Bandido bom é bandido preso: Lula veta “dosimetria” golpista e expõe farsa da direita em proteger golpistas
Projeto que reduziria penas de Bolsonaro e quadrilha do 8/1 é barrado; Planalto avisa que derrubada do veto será “desrespeito à democracia”

Luciano Meira
O presidente Lula vetou integralmente, nesta quinta-feira (8), o PL 2.162/2023, conhecido como PL da Dosimetria, um absurdo legislativo aprovado pelo Congresso em dezembro de 2025 que reduziria penas de condenados pelos atos golpistas do 8 de Janeiro de 2023 e pela trama contra o Estado Democrático de Direito, beneficiando diretamente Jair Bolsonaro e sua organização criminosa. O veto, assinado durante ato no Planalto em memória aos três anos da infâmia, reforça que crimes contra a democracia não merecem “calibragem” populista para soltar terroristas de colarinho branco.
A podridão do PL da Dosimetria
O projeto altera a Lei de Execução Penal para “calibrar” penas mínimas e máximas, adotar a mais grave em vez da soma cumulativa de crimes como tentativa de golpe e abolição violenta do Estado Democrático de Direito, e acelerar progressão de regime – tudo sob o pretexto técnico de “dosimetria justa”, mas na prática uma manobra para encurtar as sentenças de Bolsonaro (27 anos), Braga Netto (26 anos) e cia., sem anistia explícita que o STF barraria. Aprovado na Câmara por 291 a 148 e no Senado por 48 a 25, o texto nasceu da extrema-direita bolsonarista, ganhou apoio do centrão e virou brecha para impunidade seletiva, ignorando provas robustas dos julgamentos no STF.
Do “bandido bom é bandido morto” ao “bandido de estimação”

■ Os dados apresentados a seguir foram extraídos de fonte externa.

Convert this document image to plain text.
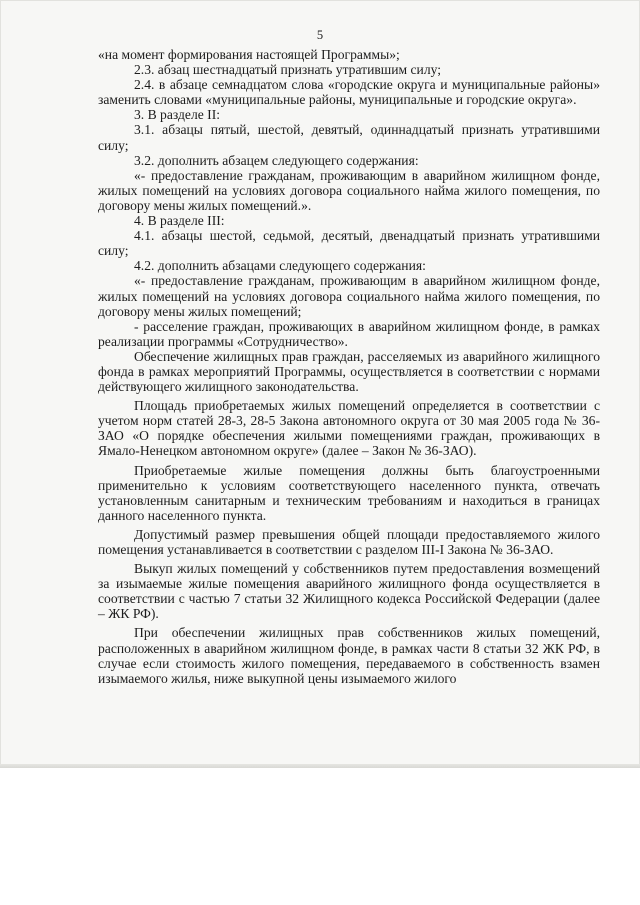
5

«на момент формирования настоящей Программы»;

2.3. абзац шестнадцатый признать утратившим силу;

2.4. в абзаце семнадцатом слова «городские округа и муниципальные районы» заменить словами «муниципальные районы, муниципальные и городские округа».

3. В разделе II:

3.1. абзацы пятый, шестой, девятый, одиннадцатый признать утратившими силу;

3.2. дополнить абзацем следующего содержания:

«- предоставление гражданам, проживающим в аварийном жилищном фонде, жилых помещений на условиях договора социального найма жилого помещения, по договору мены жилых помещений.».

4. В разделе III:

4.1. абзацы шестой, седьмой, десятый, двенадцатый признать утратившими силу;

4.2. дополнить абзацами следующего содержания:

«- предоставление гражданам, проживающим в аварийном жилищном фонде, жилых помещений на условиях договора социального найма жилого помещения, по договору мены жилых помещений;

- расселение граждан, проживающих в аварийном жилищном фонде, в рамках реализации программы «Сотрудничество».

Обеспечение жилищных прав граждан, расселяемых из аварийного жилищного фонда в рамках мероприятий Программы, осуществляется в соответствии с нормами действующего жилищного законодательства.

Площадь приобретаемых жилых помещений определяется в соответствии с учетом норм статей 28-3, 28-5 Закона автономного округа от 30 мая 2005 года № 36-ЗАО «О порядке обеспечения жилыми помещениями граждан, проживающих в Ямало-Ненецком автономном округе» (далее – Закон № 36-ЗАО).

Приобретаемые жилые помещения должны быть благоустроенными применительно к условиям соответствующего населенного пункта, отвечать установленным санитарным и техническим требованиям и находиться в границах данного населенного пункта.

Допустимый размер превышения общей площади предоставляемого жилого помещения устанавливается в соответствии с разделом III-I Закона № 36-ЗАО.

Выкуп жилых помещений у собственников путем предоставления возмещений за изымаемые жилые помещения аварийного жилищного фонда осуществляется в соответствии с частью 7 статьи 32 Жилищного кодекса Российской Федерации (далее – ЖК РФ).

При обеспечении жилищных прав собственников жилых помещений, расположенных в аварийном жилищном фонде, в рамках части 8 статьи 32 ЖК РФ, в случае если стоимость жилого помещения, передаваемого в собственность взамен изымаемого жилья, ниже выкупной цены изымаемого жилого
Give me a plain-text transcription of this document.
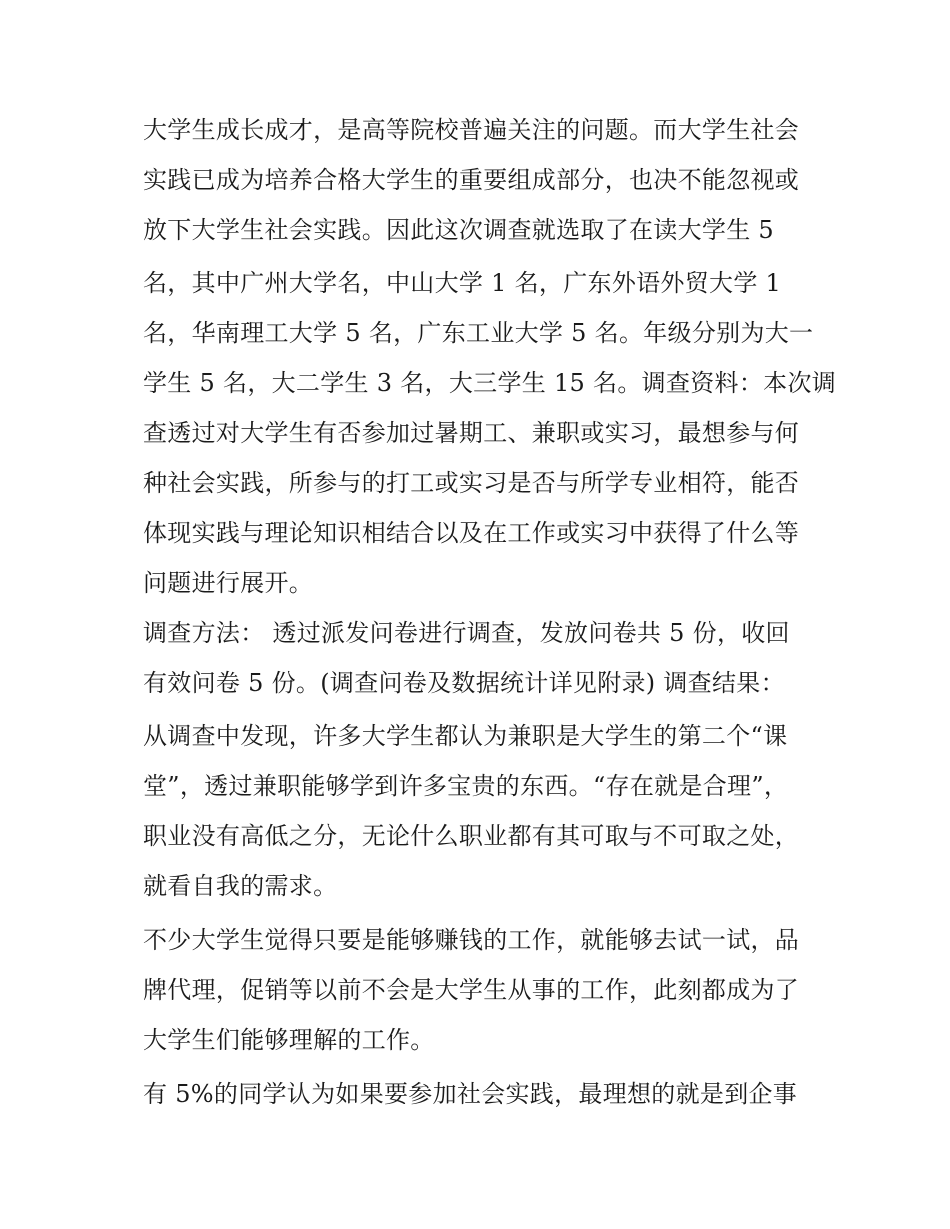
大学生成长成才，是高等院校普遍关注的问题。而大学生社会

实践已成为培养合格大学生的重要组成部分，也决不能忽视或

放下大学生社会实践。因此这次调查就选取了在读大学生 5

名，其中广州大学名，中山大学 1 名，广东外语外贸大学 1

名，华南理工大学 5 名，广东工业大学 5 名。年级分别为大一

学生 5 名，大二学生 3 名，大三学生 15 名。调查资料：本次调

查透过对大学生有否参加过暑期工、兼职或实习，最想参与何

种社会实践，所参与的打工或实习是否与所学专业相符，能否

体现实践与理论知识相结合以及在工作或实习中获得了什么等

问题进行展开。

调查方法： 透过派发问卷进行调查，发放问卷共 5 份，收回

有效问卷 5 份。(调查问卷及数据统计详见附录) 调查结果：

从调查中发现，许多大学生都认为兼职是大学生的第二个“课

堂”，透过兼职能够学到许多宝贵的东西。“存在就是合理”，

职业没有高低之分，无论什么职业都有其可取与不可取之处，

就看自我的需求。

不少大学生觉得只要是能够赚钱的工作，就能够去试一试，品

牌代理，促销等以前不会是大学生从事的工作，此刻都成为了

大学生们能够理解的工作。

有 5%的同学认为如果要参加社会实践，最理想的就是到企事
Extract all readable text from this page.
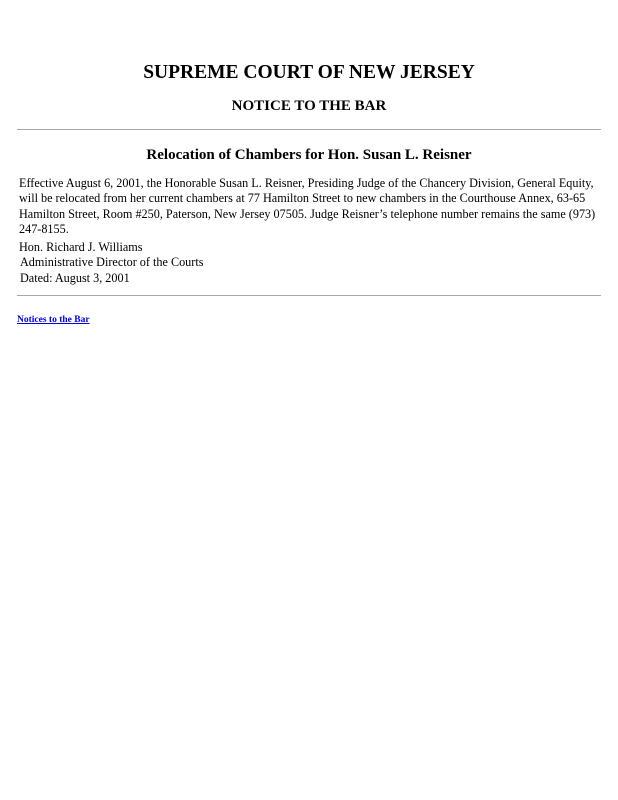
SUPREME COURT OF NEW JERSEY
NOTICE TO THE BAR
Relocation of Chambers for Hon. Susan L. Reisner

Effective August 6, 2001, the Honorable Susan L. Reisner, Presiding Judge of the Chancery Division, General Equity, will be relocated from her current chambers at 77 Hamilton Street to new chambers in the Courthouse Annex, 63-65 Hamilton Street, Room #250, Paterson, New Jersey 07505. Judge Reisner’s telephone number remains the same (973) 247-8155.

Hon. Richard J. Williams
Administrative Director of the Courts
Dated: August 3, 2001
Notices to the Bar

A direita que por anos bradou “bandido bom é bandido morto” adota a prática de ter “bandidos de estimação” e vira piada patética ao defender dosimetria para golpistas que invadiram o Congresso, o Planalto e o STF, destruíram patrimônio público e tramaram golpe para manter Bolsonaro no poder – uma inversão ridícula que expõe o seletivismo fascista: pobres periféricos viram chumbos, mas generais e ex-presidiários ganham “revisão humanitária”. Bolsonaristas, mestres em PowerPoints fajutos e fake news, agora posam de constitucionalistas para libertar sua máfia, traindo o discurso punitivista que usavam contra os adversários e revelando o projeto como mera vingança contra Lula e o STF.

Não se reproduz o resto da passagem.